The main problem with Terminator Rampage, despite all of its interesting ideas and polished graphics, is the disappointing, confusing, and frustrating level design. There are really two separate areas of criticism here, so they should really be split up: The gameplay itself, and the actual level design.
As to the gameplay, the game takes a primitive Wolfenstein-styled approach. Kill everything that moves, get the elevator key, collect parts to make a Phased Plasma Rifle (the V-TEC rifle as it is called ingame), and progress to the next sublevel. The game offers no real improvements on the genre and is only aggravated by the slow, unoptimized controls. The game also exhibits an almost unheard-of difficulty. Enemies dish out a lot of damage, but health and ammo are placed so sparsely that finding any can take an hour or more. By that time though it is likely you will either be so far from being able to heal adequately or so bored that you've already given up. The placement of weapons and health are so sporadic and isolated in the humongous levels that it makes playing the game without cheating an exercise in masochism.

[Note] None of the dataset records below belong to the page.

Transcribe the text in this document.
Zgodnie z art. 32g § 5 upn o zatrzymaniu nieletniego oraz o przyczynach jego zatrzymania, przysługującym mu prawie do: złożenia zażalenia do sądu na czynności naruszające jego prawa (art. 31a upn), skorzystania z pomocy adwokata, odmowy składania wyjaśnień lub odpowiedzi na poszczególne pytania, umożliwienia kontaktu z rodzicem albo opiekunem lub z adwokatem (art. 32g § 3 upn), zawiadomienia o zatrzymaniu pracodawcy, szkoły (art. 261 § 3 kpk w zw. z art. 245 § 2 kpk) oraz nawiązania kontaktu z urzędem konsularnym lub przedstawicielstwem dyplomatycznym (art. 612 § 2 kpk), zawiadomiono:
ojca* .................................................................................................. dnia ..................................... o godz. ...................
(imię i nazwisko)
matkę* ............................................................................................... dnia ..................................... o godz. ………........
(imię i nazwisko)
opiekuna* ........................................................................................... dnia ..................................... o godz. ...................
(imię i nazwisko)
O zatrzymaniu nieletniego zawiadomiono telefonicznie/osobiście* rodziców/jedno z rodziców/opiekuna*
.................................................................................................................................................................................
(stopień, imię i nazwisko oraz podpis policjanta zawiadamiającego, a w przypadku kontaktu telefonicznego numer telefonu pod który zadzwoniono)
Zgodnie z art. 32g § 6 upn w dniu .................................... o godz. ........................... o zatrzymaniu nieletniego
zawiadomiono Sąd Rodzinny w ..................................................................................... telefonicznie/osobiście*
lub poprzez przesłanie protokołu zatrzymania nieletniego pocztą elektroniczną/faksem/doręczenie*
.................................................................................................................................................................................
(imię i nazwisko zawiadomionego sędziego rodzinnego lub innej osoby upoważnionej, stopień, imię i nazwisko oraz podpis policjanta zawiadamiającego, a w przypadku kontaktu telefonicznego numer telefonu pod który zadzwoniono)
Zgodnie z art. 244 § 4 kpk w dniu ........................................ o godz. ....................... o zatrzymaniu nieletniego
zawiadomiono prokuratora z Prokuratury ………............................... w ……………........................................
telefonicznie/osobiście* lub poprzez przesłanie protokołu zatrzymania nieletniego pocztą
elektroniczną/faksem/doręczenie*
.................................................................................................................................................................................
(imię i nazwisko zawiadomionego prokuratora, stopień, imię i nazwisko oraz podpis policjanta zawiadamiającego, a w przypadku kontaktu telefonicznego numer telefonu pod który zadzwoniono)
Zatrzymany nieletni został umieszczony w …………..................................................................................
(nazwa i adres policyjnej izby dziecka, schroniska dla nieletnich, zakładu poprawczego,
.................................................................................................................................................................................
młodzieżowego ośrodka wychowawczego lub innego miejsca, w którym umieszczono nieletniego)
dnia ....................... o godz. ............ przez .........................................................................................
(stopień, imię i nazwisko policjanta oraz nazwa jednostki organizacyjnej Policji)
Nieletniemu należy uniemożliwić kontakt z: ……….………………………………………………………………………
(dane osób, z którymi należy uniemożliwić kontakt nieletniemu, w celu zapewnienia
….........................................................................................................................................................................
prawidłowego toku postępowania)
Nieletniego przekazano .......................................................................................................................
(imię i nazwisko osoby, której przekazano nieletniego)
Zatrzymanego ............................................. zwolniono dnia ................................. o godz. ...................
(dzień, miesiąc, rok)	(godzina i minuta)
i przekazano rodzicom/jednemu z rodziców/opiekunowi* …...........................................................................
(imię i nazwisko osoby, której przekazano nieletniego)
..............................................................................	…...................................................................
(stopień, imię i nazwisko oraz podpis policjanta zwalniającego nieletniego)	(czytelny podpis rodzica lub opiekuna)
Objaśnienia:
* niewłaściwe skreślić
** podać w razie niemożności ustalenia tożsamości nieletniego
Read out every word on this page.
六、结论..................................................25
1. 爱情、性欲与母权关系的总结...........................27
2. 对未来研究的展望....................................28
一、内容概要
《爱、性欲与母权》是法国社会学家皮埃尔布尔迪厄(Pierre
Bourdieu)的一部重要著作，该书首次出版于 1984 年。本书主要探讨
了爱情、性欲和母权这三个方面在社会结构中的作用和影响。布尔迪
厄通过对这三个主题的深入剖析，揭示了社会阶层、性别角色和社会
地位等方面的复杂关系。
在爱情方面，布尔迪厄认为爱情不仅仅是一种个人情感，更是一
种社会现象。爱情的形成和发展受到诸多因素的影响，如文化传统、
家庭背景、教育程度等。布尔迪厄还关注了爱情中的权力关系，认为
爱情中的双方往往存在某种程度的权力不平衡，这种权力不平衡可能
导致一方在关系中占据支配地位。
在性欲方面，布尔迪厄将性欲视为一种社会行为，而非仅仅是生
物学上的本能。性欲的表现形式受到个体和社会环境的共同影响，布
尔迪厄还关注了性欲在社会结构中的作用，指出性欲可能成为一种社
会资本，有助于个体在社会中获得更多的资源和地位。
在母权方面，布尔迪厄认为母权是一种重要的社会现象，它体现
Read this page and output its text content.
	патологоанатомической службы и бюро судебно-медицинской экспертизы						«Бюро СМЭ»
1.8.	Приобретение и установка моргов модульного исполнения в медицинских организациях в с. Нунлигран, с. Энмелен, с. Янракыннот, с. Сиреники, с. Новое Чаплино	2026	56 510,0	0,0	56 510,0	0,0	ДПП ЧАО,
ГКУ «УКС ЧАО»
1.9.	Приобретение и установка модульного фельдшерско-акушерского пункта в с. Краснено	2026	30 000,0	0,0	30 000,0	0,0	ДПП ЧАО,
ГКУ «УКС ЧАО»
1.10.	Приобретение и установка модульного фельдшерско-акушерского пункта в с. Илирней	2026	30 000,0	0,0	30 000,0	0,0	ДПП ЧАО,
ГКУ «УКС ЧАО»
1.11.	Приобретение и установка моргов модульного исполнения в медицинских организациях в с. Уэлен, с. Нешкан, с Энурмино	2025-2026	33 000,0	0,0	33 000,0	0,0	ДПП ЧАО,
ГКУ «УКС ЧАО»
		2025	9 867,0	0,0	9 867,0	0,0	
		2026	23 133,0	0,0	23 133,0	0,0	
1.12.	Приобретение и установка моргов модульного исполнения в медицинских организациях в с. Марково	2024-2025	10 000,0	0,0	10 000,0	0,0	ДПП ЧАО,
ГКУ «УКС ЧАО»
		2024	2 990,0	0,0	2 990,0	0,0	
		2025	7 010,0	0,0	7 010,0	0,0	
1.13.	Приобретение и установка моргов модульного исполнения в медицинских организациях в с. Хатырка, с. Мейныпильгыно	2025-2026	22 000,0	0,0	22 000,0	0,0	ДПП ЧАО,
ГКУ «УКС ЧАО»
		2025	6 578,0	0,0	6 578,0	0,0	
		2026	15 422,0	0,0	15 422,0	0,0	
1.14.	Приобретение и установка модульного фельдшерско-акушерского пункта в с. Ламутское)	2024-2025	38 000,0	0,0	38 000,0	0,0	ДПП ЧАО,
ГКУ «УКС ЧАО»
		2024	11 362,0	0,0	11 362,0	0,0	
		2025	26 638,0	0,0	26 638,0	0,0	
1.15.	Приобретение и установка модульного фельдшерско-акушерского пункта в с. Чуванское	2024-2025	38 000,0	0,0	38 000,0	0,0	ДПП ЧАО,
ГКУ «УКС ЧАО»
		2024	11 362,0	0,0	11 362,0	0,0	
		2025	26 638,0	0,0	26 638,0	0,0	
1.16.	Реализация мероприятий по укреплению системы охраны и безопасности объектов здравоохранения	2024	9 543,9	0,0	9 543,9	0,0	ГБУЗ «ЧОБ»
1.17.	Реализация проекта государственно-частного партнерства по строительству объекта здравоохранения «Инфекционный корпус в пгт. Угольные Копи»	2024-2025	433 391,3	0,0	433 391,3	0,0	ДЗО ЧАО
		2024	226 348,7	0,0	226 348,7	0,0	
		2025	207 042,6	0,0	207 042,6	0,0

It is like Bethesda had a team meeting and asked themselves "How can we make this game so impossible that it artificially extends the playtime by hundreds of hours?" These factors may not be a deathblow to the gameplay by themselves, but when coupled with the atrocious level design, they ascend into a new rung of frustration.
And the level design. Imagine if you will, the levels in Wolfenstein or Corridor 7 if you have played those games (essentially small to medium-sized mazes that are relatively easy to navigate). Now cube the size of the mazes and add a single key and V-TEC part in some far-off corner of the level with absolutely NO indicators to where they might be. Fill said levels with overwhelming amounts of enemies, give inadequate supplies, and make the flow and setting of the levels have no purpose whatsoever.
Essentially, all of the levels are gigantic mazes repeated over and over again with only slightly-variating textures and settings. The levels only get worse as the game progresses, like the developers ran out of ideas and thought to themselves "Well, we don't know what to make anymore, so we'll just fill the last 20 levels of the game with nondescript brick walls and dirt tunnels." I actually spent the time to beat this game when I was younger, and I wouldn't even think of attempting it again. It makes the game, above all else, boring. Unfortunately despite all of the game's strong-points, the simple fact that it loses the entirety of its fun factor over a short period of time ruins its staying power.
There was a reason Doom completely drowned out Terminator Rampage in the Christmas rush of 1993, and that reason was playability.
The Bottom LineWhile the game is impressive on a superficial basis, its lacking level design, drawn-out gameplay, and flawed execution bring what could have been a fantastic and groundbreaking game to a level best described as mediocre. It is unfortunate as the game really wants to succeed at its core, but poor decisions on Bethesda's part in regards to fun-factor and playability ensured this Terminator's fate: to be beached upon the shores of hell in the wake of the FPS revolution soon to come.